• Bernd Franke
  • Nähe (2012)
    (for viola solo and mixed choir)

  • Edition Peters Leipzig (World)

Commissioned by Heinrich-Schütz-Musiktage

  • va + mixedch
  • mixedch
  • Viola
  • 21 min

Programme Note

‘...because I have given up the claim of uniqueness given up
so as not to freeze in my own light’
SAID

I had been looking for suitable texts for a long time and, as a contemporary composer, I wanted to respond to my environment and Heinrich Schütz's psalm settings with contemporary texts.

By pure chance I read the psalms of SAID and immediately felt addressed and inspired.

SAID came to Munich as a student in 1965 at the age of seventeen. Here he studied political science. After the fall of the Shah in 1979, he briefly went to Iran. However, the new theocracy established there by the mullahs prompted him to return to exile in Germany. Here he now has German citizenship and writes poetry and prose in German, which he has mastered in all its nuances and sees as his ‘home’.

SAID's main themes are love and exile. He has been honoured several times for his literary work, but also for his commitment to politically persecuted people. From 1995 to 1996 he was Vice President and from 2000 to 2002 President of the German P.E.N. Centre, of which he was also a temporary representative for the Writers in Prison Committee (from 1995 to 1996).

SAID, who seeks and struggles for an unconventional and non-denominational spirituality, has been writing psalms for a long time. The biblical psalms, which characterise all spiritual poetry to this day, are modelled on ancient oriental literature, and who could feel more called than SAID, whose lyrical language always draws on the Persian tradition, to take up this ancient form of religious song and prayer in a contemporary way and fill it with new meaning?

Nothing in his psalms is self-evident, not even the relationship to the invoked God; everything is radically open and new. SAID's psalms leave no one cold, and they leave nothing out, not the catastrophes and conflicts of history, not the language of the present, not the hardships of everyday life, not the desire, the longing, the fear of death.

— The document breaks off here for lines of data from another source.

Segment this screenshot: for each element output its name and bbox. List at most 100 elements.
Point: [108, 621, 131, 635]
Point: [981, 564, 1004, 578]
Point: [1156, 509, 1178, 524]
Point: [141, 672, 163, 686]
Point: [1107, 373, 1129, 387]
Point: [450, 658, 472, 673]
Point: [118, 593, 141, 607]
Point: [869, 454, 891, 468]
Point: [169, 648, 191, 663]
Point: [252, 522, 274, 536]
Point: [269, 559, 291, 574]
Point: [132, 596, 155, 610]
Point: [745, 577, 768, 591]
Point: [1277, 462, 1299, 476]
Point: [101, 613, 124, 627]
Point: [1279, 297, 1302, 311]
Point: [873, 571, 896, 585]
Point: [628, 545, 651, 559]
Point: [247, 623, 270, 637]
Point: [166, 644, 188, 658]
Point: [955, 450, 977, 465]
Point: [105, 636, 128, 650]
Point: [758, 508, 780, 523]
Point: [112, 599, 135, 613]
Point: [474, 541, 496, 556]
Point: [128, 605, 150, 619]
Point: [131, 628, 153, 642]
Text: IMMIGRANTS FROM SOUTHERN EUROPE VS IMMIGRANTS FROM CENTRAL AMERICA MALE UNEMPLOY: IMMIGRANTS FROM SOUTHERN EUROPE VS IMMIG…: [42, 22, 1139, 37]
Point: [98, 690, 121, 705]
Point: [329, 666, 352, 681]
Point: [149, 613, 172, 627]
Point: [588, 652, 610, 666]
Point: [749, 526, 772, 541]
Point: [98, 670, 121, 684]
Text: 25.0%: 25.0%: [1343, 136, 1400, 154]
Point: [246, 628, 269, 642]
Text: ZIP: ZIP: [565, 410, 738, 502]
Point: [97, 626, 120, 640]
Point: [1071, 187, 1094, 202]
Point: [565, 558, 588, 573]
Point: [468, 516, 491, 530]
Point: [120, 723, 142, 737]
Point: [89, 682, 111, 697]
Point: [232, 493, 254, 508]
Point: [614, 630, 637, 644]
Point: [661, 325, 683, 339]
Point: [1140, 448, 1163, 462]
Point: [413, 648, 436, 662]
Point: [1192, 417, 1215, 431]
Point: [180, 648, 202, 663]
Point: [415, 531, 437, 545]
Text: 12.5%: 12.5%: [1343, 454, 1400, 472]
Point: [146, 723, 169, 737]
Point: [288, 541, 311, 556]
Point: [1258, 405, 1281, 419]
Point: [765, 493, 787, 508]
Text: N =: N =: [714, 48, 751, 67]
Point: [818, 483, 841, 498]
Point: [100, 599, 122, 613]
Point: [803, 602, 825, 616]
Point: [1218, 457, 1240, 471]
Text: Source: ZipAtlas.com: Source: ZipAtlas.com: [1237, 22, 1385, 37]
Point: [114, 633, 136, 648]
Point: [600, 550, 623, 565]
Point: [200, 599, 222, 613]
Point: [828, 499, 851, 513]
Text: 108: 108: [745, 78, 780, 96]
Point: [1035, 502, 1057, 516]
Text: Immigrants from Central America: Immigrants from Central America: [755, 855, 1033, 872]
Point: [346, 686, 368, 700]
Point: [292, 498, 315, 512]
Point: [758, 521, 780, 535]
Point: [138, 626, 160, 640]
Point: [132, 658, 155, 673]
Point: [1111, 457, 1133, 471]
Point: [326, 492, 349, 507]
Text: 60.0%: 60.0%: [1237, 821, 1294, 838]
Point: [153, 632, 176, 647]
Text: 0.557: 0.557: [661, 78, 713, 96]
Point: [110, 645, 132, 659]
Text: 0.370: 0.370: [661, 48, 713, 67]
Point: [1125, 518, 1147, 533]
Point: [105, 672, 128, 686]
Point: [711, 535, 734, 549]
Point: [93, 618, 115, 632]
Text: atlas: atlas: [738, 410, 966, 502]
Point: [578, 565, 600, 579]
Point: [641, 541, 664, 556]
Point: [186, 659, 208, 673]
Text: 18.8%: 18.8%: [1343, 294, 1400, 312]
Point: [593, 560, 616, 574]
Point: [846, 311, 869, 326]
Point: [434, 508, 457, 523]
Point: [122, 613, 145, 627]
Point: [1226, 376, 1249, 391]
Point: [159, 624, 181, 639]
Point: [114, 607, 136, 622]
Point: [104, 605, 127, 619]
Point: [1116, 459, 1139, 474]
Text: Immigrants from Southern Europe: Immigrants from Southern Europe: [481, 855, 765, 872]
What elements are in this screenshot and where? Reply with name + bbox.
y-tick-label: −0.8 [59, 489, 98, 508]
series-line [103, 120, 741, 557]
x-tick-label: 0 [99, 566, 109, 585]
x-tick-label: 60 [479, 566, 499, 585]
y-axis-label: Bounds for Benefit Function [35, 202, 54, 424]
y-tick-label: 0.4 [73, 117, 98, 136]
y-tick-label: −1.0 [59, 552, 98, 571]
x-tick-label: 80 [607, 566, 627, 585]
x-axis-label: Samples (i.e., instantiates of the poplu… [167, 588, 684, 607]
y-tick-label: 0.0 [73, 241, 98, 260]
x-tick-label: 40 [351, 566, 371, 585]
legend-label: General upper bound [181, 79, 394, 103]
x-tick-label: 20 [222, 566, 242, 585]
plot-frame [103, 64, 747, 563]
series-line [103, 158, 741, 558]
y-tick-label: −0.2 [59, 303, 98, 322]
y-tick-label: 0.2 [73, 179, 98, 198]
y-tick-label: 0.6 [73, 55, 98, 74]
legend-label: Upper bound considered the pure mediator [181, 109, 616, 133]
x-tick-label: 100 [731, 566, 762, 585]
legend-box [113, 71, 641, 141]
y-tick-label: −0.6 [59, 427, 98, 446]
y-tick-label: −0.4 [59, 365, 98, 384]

After the end of the great utopias, a global victory of the market and exposure to world powers and global corporations, quite a few people long for a meaning beyond consumption and the body, and many fall back on conventional traditions and rituals, including those of religion, even though they are highly contestable. With his psalms, SAID moves in a religious space that remains open to all the questions we have here, and he leaves none of these questions out.